Martinez wants the industry's perception of HUD to change. "One thing I can guarantee is that we're listening and we want to hear from the private sector," says Martinez. While his 11 predecessors probably had similar ambitions, some might say that nothing but the carpet has changed at HUD. But, Martinez would like to stop that way of thinking. Not only is HUD faced with administrative problems, but about 50 percent of its work force is approaching retirement age. "It's a tremendous opportunity to bring in the work force of the 21st century," he says. "People who will have different training, different ideas, who will come from the electronic age and who will have new thoughts on how we [can] improve things here."
Currently, one of the biggest criticisms of HUD is that there is too much red tape and that it takes too long to get things done. To cut time and red tape, Martinez has lofty goals – for example, decentralizing HUD and working better with the private sector. But so far, none has been put into practice. While members of the multifamily housing community recognize that it's too soon to judge Martinez, because he has not had enough time to really put a plan into action, they do have several complaints and recommendations on what will make the agency more responsive to the needs of the multifamily housing industry.
Program Shortfalls One of the biggest complaints is the time it takes to get funding from the Federal Housing Administration (FHA) securitization program. When using this program, HUD requires all the equity upfront. However, when developers try to combine FHA financing with the Low-Income Housing Tax Credit (LIHTC) program, a considerable amount of equity goes into the project – but not all at once, explains Mark Beisler, COO at Red Capital Group. "HUD needs to get guidelines out that work with how the tax credit program works," he says.

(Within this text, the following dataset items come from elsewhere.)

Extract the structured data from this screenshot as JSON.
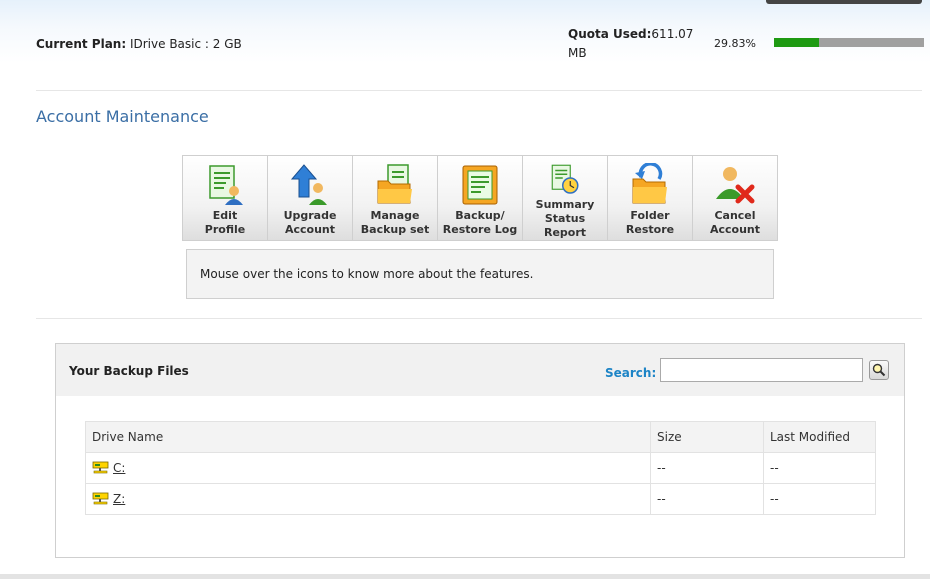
{
  "header": {
    "plan_label": "Current Plan:",
    "plan_value": "IDrive Basic : 2 GB",
    "quota_label": "Quota Used:",
    "quota_value": "611.07 MB",
    "quota_percent_text": "29.83%",
    "quota_fraction": 0.2983
  },
  "section": {
    "title": "Account Maintenance"
  },
  "toolbar": {
    "items": [
      {
        "line1": "Edit",
        "line2": "Profile"
      },
      {
        "line1": "Upgrade",
        "line2": "Account"
      },
      {
        "line1": "Manage",
        "line2": "Backup set"
      },
      {
        "line1": "Backup/",
        "line2": "Restore Log"
      },
      {
        "line1": "Summary",
        "line2": "Status Report"
      },
      {
        "line1": "Folder",
        "line2": "Restore"
      },
      {
        "line1": "Cancel",
        "line2": "Account"
      }
    ]
  },
  "info": {
    "text": "Mouse over the icons to know more about the features."
  },
  "backup_panel": {
    "title": "Your Backup Files",
    "search_label": "Search:",
    "search_value": "",
    "columns": [
      "Drive Name",
      "Size",
      "Last Modified"
    ],
    "rows": [
      {
        "drive": "C:",
        "size": "--",
        "modified": "--"
      },
      {
        "drive": "Z:",
        "size": "--",
        "modified": "--"
      }
    ]
  },
  "colors": {
    "accent_title": "#3a6ea5",
    "search_label": "#1d84c6",
    "quota_fill": "#1e9a12",
    "quota_track": "#a0a0a0"
  },
  "icons": [
    "edit-profile-icon",
    "upgrade-account-icon",
    "manage-backup-set-icon",
    "backup-restore-log-icon",
    "summary-status-report-icon",
    "folder-restore-icon",
    "cancel-account-icon",
    "search-icon",
    "drive-icon"
  ]
}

However, Martinez points out that the FHA is very interested in making the mortgage insurance programs work better with the LIHTC program. "In considering any changes, we have to be certain that the FHA mortgagee is holding sufficient funds to complete the project and avoid a claim against the FHA insurance fund," he says. "Section 221(d)(4) insured loans with LIHTC currently don't require a credit subsidy appropriation and therefore were not affected by the mortgage insurance premium increase. We need to ensure that the programs remain in that risk category." A lot of the problems stem from the way the agency administers its programs – especially FHA insurance and the Section 8 program. "There is a tremendous amount of change that needs to occur with both of those programs to be much more market friendly to the conventional market," says Clarine Nardi Riddle, senior vice president for government affairs and general counsel at the National Multi Housing Council. "The department needs to get its arms around the concerns that the private sector has been saying about these programs."
Both programs are so time-consuming that they are not workable for many members of the private sector. For instance, the FHA multifamily housing insurance program takes an enormous amount of time before the loan is approved, says Nardi Riddle, also a member of the U.S. Millennium Housing Commission. The developers have so much capital on the line that many have made the decision that the risk-reward relationship is just not there.
"FHA is just completing the first year of multifamily accelerated processing (MAP), which dramatically improves processing times by delegating more responsibility to the private sector to allow the Department to focus on the final review and underwriting decision done by FHA field staff," says Martinez. So far, the reaction to MAP by the industry has been very positive, he adds.